Poważną przeszkodą dla posiadaczy konsol Xbox One i PlayStation 4 może być też warstwa fabularna. Niektórzy pamiętają zapewne Dreamfall: The Longest Journey na pierwszego Xboksa lub grali w pierwszą i drugą część serii na PC. Pozostali mogą mieć jednak problem z wdrożeniem się w opowiadaną historię, ponieważ nie tylko nawiązuje ona wyraźnie do poprzedniczek, ale stanowi też bezpośrednią kontynuację wspomnianego wyżej Dreamfall: The Longest Journey. Nowicjusze, przynajmniej na początku, mogą czuć się trochę zagubieni, a przez to niechętni do odkrywania kolejnych kart opowiadanej historii.

Wydanie konsolowe Dreamfall Chaopters ogólnie wypada całkiem nieźle. Poprawiona grafika i przyzwoite sterowanie to jednak zdecydowanie za mało, żeby wyraźnie wpłynąć na finalną ocenę portu.

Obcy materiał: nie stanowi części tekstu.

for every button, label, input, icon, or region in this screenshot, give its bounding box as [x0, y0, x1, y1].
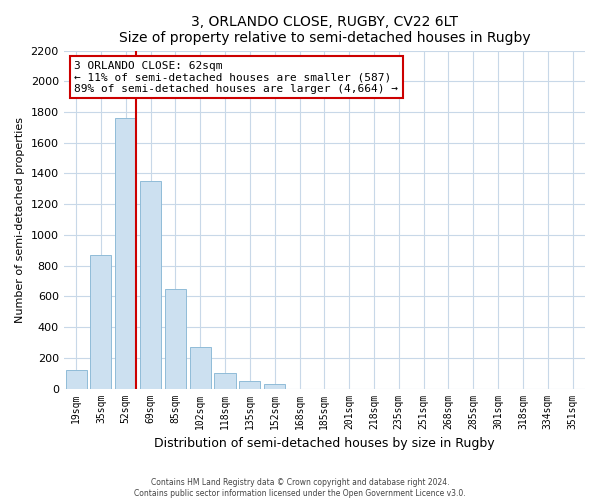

Podstawowe problemy, z jakimi boryka się gra, takie jak zbyt wolne tempo, czy marginalizacja zagadek, zakorzenione są silnie w mechanice rozgrywki i nie naprawi ich żadna łatka. Posiadacze konsol mogą czuć się też zagubieni ze względu na to, że Dreamfall Chapters stanowi bezpośrednią kontynuację gry sprzed ponad dekady.

Grę do testów dostarczyła firma Techland Wydawnictwo, za co serdecznie dziękujemy!